What is IPFS?
Okay. It’s a joke. The Guardians of the Galaxy are a disastrous interplanetary team but no, IPFS is not referring to them.
IPFS (InterPlanetary File System) represents a radical change in the way content is accessed on the Internet. Normally, when we access a web page and want to see an image, the image is loaded thanks to a link indicating where the image is stored; a server. As we already know, if that server is turned off or out of service, the image will not be able to be loaded in our browser. However, if other users were able to access the web page before it failed, they may have the image still in their cache (Google caches all the web pages it crawls). It would be great to be able to access that file through another user’s cache so that it doesn’t depend on the server always being operational.

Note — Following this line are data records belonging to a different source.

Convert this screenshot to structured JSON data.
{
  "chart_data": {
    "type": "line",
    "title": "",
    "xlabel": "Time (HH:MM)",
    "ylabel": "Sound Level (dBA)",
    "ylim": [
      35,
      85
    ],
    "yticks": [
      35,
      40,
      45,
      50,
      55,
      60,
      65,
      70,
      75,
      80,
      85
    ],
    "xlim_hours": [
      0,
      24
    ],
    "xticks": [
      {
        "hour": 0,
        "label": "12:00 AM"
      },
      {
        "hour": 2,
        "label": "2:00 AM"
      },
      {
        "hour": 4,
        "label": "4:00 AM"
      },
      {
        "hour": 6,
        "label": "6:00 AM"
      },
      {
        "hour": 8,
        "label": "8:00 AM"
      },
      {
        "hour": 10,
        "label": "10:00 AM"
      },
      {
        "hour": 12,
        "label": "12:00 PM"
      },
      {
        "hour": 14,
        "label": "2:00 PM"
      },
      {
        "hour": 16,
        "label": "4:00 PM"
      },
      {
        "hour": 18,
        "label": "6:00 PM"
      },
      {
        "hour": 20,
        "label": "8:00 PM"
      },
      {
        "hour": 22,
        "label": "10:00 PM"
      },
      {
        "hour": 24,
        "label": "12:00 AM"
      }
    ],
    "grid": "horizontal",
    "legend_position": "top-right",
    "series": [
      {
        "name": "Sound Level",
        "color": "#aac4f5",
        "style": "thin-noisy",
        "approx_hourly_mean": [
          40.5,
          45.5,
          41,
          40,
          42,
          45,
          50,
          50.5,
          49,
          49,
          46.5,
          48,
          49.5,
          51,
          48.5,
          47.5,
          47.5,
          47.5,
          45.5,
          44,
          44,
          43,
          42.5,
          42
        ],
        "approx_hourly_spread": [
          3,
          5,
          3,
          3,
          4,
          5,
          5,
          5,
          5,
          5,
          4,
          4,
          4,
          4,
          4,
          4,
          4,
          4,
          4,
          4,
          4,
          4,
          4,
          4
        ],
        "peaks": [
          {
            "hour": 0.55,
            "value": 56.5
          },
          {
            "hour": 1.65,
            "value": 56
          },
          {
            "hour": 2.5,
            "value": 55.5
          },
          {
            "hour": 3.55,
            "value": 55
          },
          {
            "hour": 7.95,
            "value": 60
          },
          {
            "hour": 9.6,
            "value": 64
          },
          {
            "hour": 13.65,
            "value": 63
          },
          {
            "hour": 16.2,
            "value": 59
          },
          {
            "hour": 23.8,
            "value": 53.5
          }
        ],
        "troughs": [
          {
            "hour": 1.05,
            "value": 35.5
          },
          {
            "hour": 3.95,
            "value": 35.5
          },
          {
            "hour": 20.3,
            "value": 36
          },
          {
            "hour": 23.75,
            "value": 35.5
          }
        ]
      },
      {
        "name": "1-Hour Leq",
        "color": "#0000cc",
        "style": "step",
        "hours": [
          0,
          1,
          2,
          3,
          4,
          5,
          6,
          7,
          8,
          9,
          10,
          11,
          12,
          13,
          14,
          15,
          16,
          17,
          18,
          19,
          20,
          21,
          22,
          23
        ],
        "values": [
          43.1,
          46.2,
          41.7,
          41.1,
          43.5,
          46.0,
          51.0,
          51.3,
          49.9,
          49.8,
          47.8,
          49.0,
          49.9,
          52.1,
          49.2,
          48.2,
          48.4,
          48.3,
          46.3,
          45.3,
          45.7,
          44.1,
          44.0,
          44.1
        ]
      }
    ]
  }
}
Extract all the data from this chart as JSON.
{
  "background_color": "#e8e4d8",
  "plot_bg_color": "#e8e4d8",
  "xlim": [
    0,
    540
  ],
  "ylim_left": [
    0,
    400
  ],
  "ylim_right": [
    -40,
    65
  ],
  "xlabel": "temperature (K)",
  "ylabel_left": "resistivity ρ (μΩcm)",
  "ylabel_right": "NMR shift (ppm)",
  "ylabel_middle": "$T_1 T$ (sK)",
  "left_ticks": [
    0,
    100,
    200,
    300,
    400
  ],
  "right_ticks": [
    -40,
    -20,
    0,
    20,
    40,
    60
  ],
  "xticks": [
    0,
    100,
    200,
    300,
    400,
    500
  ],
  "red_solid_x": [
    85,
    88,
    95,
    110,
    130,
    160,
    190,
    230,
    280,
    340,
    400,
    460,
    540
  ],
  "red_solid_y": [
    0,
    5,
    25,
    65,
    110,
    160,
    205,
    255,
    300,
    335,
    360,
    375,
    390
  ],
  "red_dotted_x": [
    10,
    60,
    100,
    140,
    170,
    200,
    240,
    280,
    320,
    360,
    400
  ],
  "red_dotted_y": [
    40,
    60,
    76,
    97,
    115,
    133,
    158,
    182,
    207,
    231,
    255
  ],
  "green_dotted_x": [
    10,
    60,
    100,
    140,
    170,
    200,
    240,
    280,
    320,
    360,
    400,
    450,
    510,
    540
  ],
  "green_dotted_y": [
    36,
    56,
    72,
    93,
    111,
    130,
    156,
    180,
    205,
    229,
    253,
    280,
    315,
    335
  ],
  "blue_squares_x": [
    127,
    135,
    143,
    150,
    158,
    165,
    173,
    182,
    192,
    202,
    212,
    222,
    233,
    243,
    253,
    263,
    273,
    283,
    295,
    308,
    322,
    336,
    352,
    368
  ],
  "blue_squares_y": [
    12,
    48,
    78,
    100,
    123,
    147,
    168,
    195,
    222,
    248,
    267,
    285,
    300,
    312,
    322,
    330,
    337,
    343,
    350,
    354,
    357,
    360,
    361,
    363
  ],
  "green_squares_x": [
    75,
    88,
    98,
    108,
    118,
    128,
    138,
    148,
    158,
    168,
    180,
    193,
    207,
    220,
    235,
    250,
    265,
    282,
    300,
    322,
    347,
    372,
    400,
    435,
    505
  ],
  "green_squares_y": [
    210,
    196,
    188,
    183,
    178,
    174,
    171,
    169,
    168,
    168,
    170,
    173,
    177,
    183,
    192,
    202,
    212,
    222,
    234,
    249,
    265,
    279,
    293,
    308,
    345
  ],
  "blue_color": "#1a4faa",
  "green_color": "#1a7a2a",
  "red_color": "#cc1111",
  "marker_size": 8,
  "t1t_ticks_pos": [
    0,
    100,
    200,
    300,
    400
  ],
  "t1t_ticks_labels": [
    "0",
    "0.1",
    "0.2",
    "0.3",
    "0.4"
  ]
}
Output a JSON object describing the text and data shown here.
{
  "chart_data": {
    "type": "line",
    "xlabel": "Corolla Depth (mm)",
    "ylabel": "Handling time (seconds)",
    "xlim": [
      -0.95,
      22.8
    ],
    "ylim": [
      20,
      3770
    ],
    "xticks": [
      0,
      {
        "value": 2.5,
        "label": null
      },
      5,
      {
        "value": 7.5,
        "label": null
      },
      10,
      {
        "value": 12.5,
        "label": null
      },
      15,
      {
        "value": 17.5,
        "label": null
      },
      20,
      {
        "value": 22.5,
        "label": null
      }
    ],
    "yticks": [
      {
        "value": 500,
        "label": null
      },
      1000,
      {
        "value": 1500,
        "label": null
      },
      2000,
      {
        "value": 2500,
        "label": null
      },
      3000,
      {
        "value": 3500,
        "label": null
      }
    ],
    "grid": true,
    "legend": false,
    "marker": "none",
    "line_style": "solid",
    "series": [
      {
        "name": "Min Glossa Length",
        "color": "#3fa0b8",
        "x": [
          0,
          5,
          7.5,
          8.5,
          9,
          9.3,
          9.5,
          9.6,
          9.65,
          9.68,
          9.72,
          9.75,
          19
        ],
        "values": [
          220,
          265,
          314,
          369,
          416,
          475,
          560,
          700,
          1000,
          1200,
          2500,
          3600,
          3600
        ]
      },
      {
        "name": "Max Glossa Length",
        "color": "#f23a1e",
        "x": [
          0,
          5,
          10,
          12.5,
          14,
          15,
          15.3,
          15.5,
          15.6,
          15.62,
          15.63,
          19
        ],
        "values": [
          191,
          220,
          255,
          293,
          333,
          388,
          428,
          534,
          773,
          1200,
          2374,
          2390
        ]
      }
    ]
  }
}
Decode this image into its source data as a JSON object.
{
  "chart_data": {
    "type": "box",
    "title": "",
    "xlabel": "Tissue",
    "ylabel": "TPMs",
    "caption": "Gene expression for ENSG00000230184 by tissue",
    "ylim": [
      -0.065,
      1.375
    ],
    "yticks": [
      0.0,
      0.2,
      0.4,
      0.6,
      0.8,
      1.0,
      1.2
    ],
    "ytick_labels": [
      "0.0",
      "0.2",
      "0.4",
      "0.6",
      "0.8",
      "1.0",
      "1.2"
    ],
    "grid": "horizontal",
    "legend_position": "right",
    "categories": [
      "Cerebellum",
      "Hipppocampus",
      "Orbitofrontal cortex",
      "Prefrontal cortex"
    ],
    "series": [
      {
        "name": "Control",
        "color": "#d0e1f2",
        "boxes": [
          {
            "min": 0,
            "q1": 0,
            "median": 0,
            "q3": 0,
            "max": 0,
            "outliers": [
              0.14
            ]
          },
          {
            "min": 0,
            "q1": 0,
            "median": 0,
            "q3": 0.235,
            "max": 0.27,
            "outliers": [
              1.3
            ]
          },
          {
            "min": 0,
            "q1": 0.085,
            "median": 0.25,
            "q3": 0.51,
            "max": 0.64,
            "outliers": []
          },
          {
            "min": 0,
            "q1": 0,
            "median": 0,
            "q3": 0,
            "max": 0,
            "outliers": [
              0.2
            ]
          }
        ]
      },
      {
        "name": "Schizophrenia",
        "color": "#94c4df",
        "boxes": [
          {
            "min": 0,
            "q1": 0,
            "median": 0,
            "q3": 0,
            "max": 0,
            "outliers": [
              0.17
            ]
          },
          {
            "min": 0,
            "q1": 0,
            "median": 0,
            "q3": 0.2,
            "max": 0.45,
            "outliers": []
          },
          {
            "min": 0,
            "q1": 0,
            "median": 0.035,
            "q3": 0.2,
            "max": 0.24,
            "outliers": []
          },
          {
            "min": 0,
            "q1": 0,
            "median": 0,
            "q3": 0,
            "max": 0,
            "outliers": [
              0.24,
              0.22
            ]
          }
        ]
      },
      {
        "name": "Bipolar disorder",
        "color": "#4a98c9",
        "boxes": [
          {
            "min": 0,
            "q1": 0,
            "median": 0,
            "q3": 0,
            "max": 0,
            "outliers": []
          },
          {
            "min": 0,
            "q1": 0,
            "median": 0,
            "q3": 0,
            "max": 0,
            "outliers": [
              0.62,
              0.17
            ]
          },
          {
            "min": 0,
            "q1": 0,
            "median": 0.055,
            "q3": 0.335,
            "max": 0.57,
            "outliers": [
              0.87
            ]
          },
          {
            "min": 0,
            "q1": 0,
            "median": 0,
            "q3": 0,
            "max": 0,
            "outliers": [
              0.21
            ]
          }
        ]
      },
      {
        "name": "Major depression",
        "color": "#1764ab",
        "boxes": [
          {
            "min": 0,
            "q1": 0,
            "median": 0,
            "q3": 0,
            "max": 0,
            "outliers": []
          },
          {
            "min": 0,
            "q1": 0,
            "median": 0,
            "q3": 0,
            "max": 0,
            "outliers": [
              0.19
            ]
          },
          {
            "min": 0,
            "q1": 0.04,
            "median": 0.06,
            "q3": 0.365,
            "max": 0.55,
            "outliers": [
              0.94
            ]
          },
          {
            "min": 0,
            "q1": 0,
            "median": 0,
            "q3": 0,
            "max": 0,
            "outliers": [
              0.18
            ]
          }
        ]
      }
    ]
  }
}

That’s basically what IPFS does. IPFS uses a distributed storage system very similar to Bittorrent and now we no longer ask where the file we want to view is but what file you want to locate. When users store their files on an IPFS server, this server generates a hash code to recognize it unambiguously. IPFS servers are interconnected in a decentralized network and when we request a file from the network, the system asks “who has this file” and retrieves it from any computer that is connected to the IPFS network.
dTube and dSound are two services that use the IPFS system to make video and audio streeming saving a lot of infrastructure costs.
Install an IPFS server
The easiest way is to install the desktop version from the github of ipfs.io
There are versions for Windows, Linux, and Mac.
Once installed we can connect to the IPFS network.
To upload a file we can click on the +Add button
We select the file from our computer and accept. Now, our server has generated the hash of the file and we can share its address to make the file accessible.